Because of that, Steve’s group went out in pairs only, hoping to draw as little attention to themselves as possible.

“One challenge to that was the head of our group,” Steve said. “His name was John and he was a real renegade. He both spoke and wrote Chinese, which was unusual. But he pushed all the limits. He was not afraid to get into a confrontational situation or engage a police officer in a discussion on who Jesus was. He was very bold and brash.”

But the same can’t be said for the rest of the group. In fact, besides handing out tracts, they engaged in normal tourist activities, fitting in as much sightseeing as they could. “Actually, we had a blast,” Steve said.

Which included conversing with Chinese students. “Besides the purpose we were there for, we also chatted and answered questions about America,” Steve said. “They are wonderful people and we had great interaction with them.”

But then things began to unravel, and in a hurry. Steve can’t quite recall the exact moment, but he believes the team was there for about four or five days when activities came to a sudden halt. “Things were beginning to get a little serious,” he said. “We knew the police were following us and that they were observing the [Gospel tract] drops we were making — especially at hotels,” he said. “In fact, I believe it was employees at the hotels that tipped the police off about us. We really think they searched our rooms while we were out. Because we were being followed, we ended up dumping our backpacks filled with literature.”
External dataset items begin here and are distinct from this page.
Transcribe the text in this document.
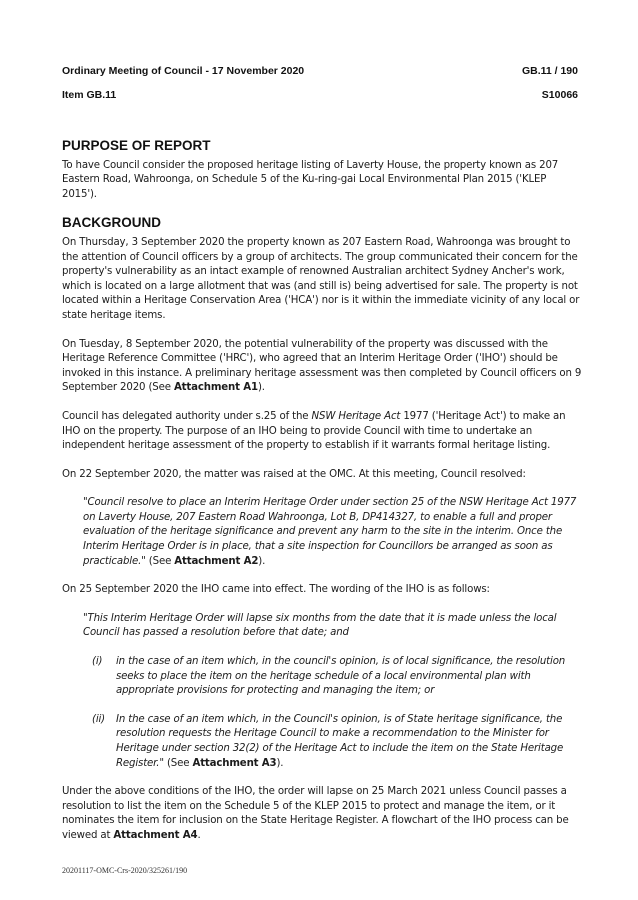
Ordinary Meeting of Council - 17 November 2020	GB.11 / 190
Item GB.11	S10066
PURPOSE OF REPORT

To have Council consider the proposed heritage listing of Laverty House, the property known as 207 Eastern Road, Wahroonga, on Schedule 5 of the Ku-ring-gai Local Environmental Plan 2015 ('KLEP 2015').

BACKGROUND

On Thursday, 3 September 2020 the property known as 207 Eastern Road, Wahroonga was brought to the attention of Council officers by a group of architects. The group communicated their concern for the property's vulnerability as an intact example of renowned Australian architect Sydney Ancher's work, which is located on a large allotment that was (and still is) being advertised for sale. The property is not located within a Heritage Conservation Area ('HCA') nor is it within the immediate vicinity of any local or state heritage items.

On Tuesday, 8 September 2020, the potential vulnerability of the property was discussed with the Heritage Reference Committee ('HRC'), who agreed that an Interim Heritage Order ('IHO') should be invoked in this instance. A preliminary heritage assessment was then completed by Council officers on 9 September 2020 (See Attachment A1).

Council has delegated authority under s.25 of the NSW Heritage Act 1977 ('Heritage Act') to make an IHO on the property. The purpose of an IHO being to provide Council with time to undertake an independent heritage assessment of the property to establish if it warrants formal heritage listing.

On 22 September 2020, the matter was raised at the OMC. At this meeting, Council resolved:

"Council resolve to place an Interim Heritage Order under section 25 of the NSW Heritage Act 1977 on Laverty House, 207 Eastern Road Wahroonga, Lot B, DP414327, to enable a full and proper evaluation of the heritage significance and prevent any harm to the site in the interim. Once the Interim Heritage Order is in place, that a site inspection for Councillors be arranged as soon as practicable." (See Attachment A2).

On 25 September 2020 the IHO came into effect. The wording of the IHO is as follows:

"This Interim Heritage Order will lapse six months from the date that it is made unless the local Council has passed a resolution before that date; and

(i) in the case of an item which, in the council's opinion, is of local significance, the resolution seeks to place the item on the heritage schedule of a local environmental plan with appropriate provisions for protecting and managing the item; or
(ii) In the case of an item which, in the Council's opinion, is of State heritage significance, the resolution requests the Heritage Council to make a recommendation to the Minister for Heritage under section 32(2) of the Heritage Act to include the item on the State Heritage Register." (See Attachment A3).

Under the above conditions of the IHO, the order will lapse on 25 March 2021 unless Council passes a resolution to list the item on the Schedule 5 of the KLEP 2015 to protect and manage the item, or it nominates the item for inclusion on the State Heritage Register. A flowchart of the IHO process can be viewed at Attachment A4.

20201117-OMC-Crs-2020/325261/190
Caption: One of the tracts Steve saved from his 1989 trip to China.

But that was just the beginning. The next step was when a Chinese official asked the group’s leader, John, to follow him. “In the hotel we were staying in, they set up an interrogation room in one of the suites, complete with two video cameras, bright lights and about eight military officers and police,” Steve said. “Until that point, because we were so young, we didn’t really take it too seriously. But when John was hauled in, we began to take it very seriously. We got very concerned at that point.”
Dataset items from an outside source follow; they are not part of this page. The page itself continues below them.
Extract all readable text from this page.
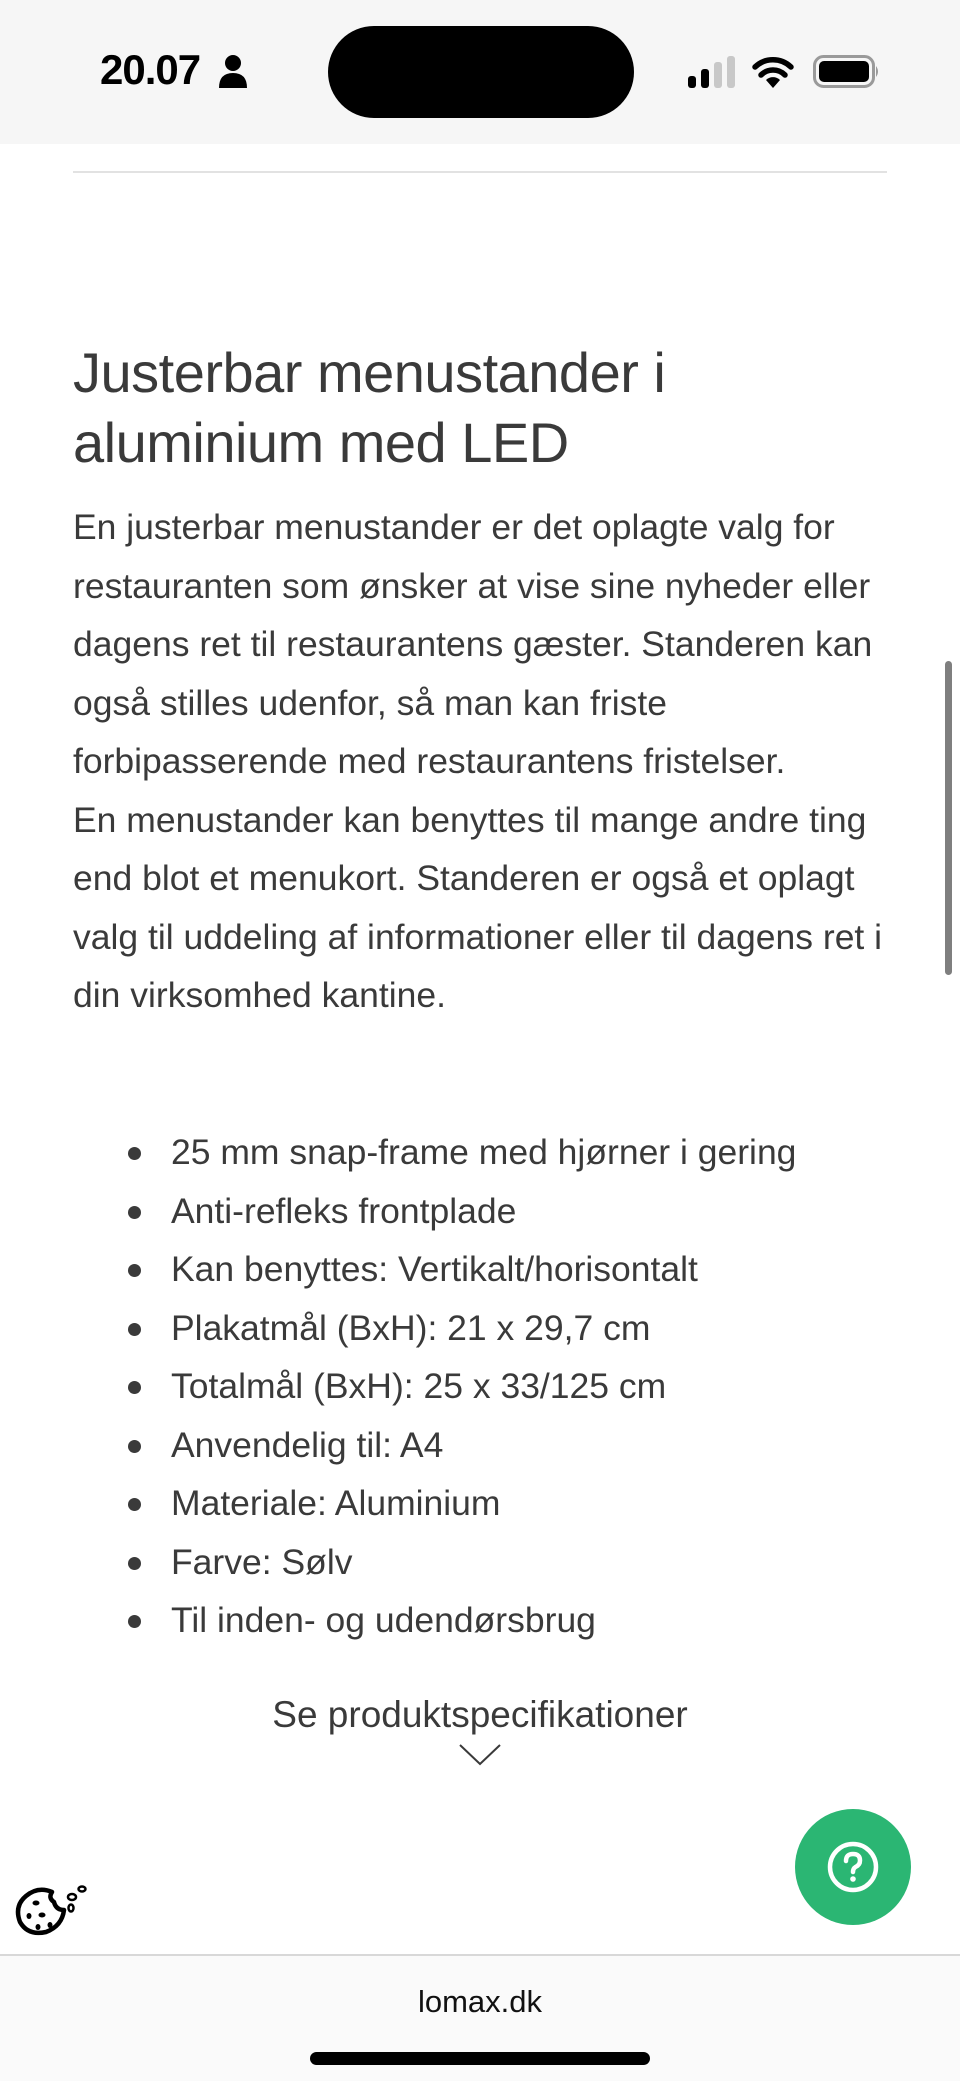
20.07
Justerbar menustander i aluminium med LED

En justerbar menustander er det oplagte valg for restauranten som ønsker at vise sine nyheder eller dagens ret til restaurantens gæster. Standeren kan også stilles udenfor, så man kan friste forbipasserende med restaurantens fristelser.

En menustander kan benyttes til mange andre ting end blot et menukort. Standeren er også et oplagt valg til uddeling af informationer eller til dagens ret i din virksomhed kantine.

25 mm snap-frame med hjørner i gering
Anti-refleks frontplade
Kan benyttes: Vertikalt/horisontalt
Plakatmål (BxH): 21 x 29,7 cm
Totalmål (BxH): 25 x 33/125 cm
Anvendelig til: A4
Materiale: Aluminium
Farve: Sølv
Til inden- og udendørsbrug
Se produktspecifikationer
lomax.dk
As the hours crept on, Steve and his roommates became more fearful. “I was scared to death,” he said. “One person from our group [other than John] was already arrested, and I didn’t see him again. Next came the situation with John. Things were no longer intriguing — they were serious.”

It was time to pray. “We said, ‘God give us wisdom; give us protection,” Steve said. “I knew that I’d eventually be going into that room to be interrogated. In fact, it got to a point where, while on my knees, I said, ‘Lord, if this is the way You want me to go [die], so be it.’ We really thought this could be the time to bid farewell to everyone we knew and loved.”
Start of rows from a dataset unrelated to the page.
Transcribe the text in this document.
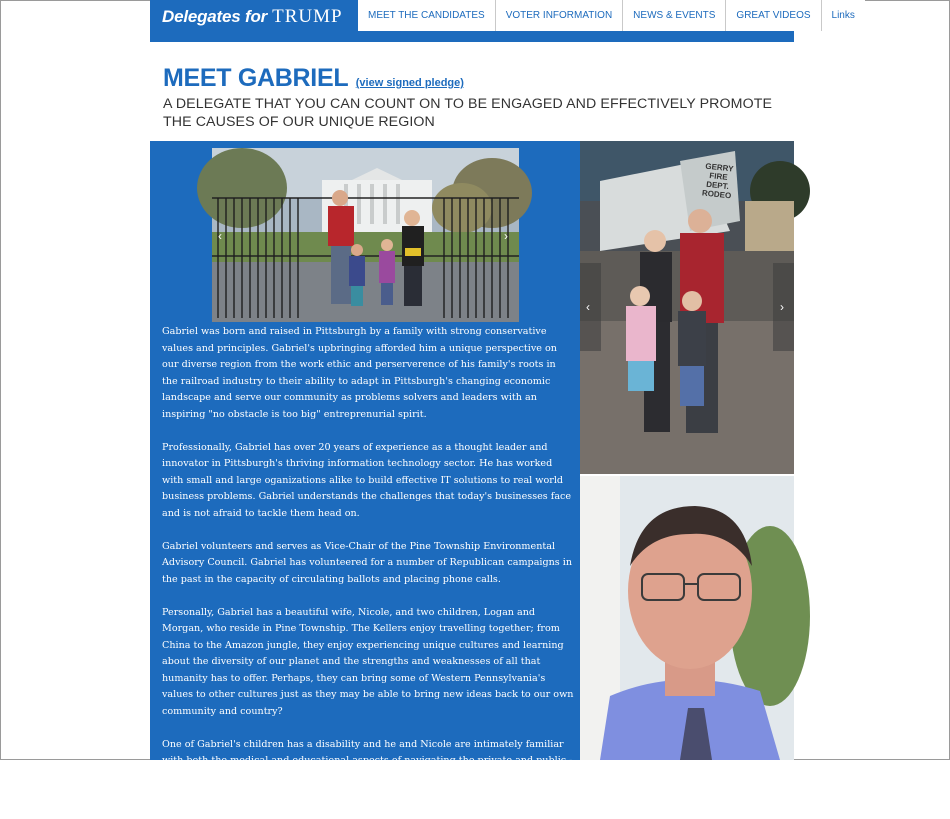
Delegates for TRUMP	MEET THE CANDIDATES	VOTER INFORMATION	NEWS & EVENTS	GREAT VIDEOS	Links
MEET GABRIEL (view signed pledge)
A DELEGATE THAT YOU CAN COUNT ON TO BE ENGAGED AND EFFECTIVELY PROMOTE THE CAUSES OF OUR UNIQUE REGION
‹	›

Gabriel was born and raised in Pittsburgh by a family with strong conservative values and principles. Gabriel's upbringing afforded him a unique perspective on our diverse region from the work ethic and perserverence of his family's roots in the railroad industry to their ability to adapt in Pittsburgh's changing economic landscape and serve our community as problems solvers and leaders with an inspiring "no obstacle is too big" entreprenurial spirit.

Professionally, Gabriel has over 20 years of experience as a thought leader and innovator in Pittsburgh's thriving information technology sector. He has worked with small and large oganizations alike to build effective IT solutions to real world business problems. Gabriel understands the challenges that today's businesses face and is not afraid to tackle them head on.

Gabriel volunteers and serves as Vice-Chair of the Pine Township Environmental Advisory Council. Gabriel has volunteered for a number of Republican campaigns in the past in the capacity of circulating ballots and placing phone calls.

Personally, Gabriel has a beautiful wife, Nicole, and two children, Logan and Morgan, who reside in Pine Township. The Kellers enjoy travelling together; from China to the Amazon jungle, they enjoy experiencing unique cultures and learning about the diversity of our planet and the strengths and weaknesses of all that humanity has to offer. Perhaps, they can bring some of Western Pennsylvania's values to other cultures just as they may be able to bring new ideas back to our own community and country?

One of Gabriel's children has a disability and he and Nicole are intimately familiar with both the medical and educational aspects of navigating the private and public - and often competing - landscape of working to ensure that those with disabilities get the proper

‹	›
GERRY FIRE DEPT. RODEO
The situation didn’t get any better when John came into the room, collected his teammates’ passports and went back out. “Again, if you were to talk to some older, more experienced missionaries, they would tell you that this stuff was pretty normal,” Steve said. “But when you’re 22, what do you know? I really thought anything could happen.”

Eventually, Steve and a friend were called into the interrogation room. “I don’t recall what I said or why we had to go in there; I just remember that little tribunal,” he said. “It was scary. I said to myself, ‘I didn’t bargain for this.’ They wanted to know why we were there. I can’t remember what we said, but, at that point, there was no use trying to hide it.”

When at last it was over, word eventually came from the Chinese officials that Steve and his team of Americans were no longer welcome and that they were to leave the country the following morning. “Though it wasn’t the way we wanted to leave, it was definitely a relief,” Steve said. “We just hoped that the tracts we left planted seeds in the people of China who read them.”

So, though the scare was momentary — but intense — it was something that left an impression on Steve for years to come. “That event was a pivotal moment in my walk,” he said. “It was the first time I ever reached a point where I had to say, ‘I really don’t know what’s going to happen.’ There’s something about that that really makes you consider your faith a little more seriously. It was a humbling experience, but I wouldn’t trade it for anything.”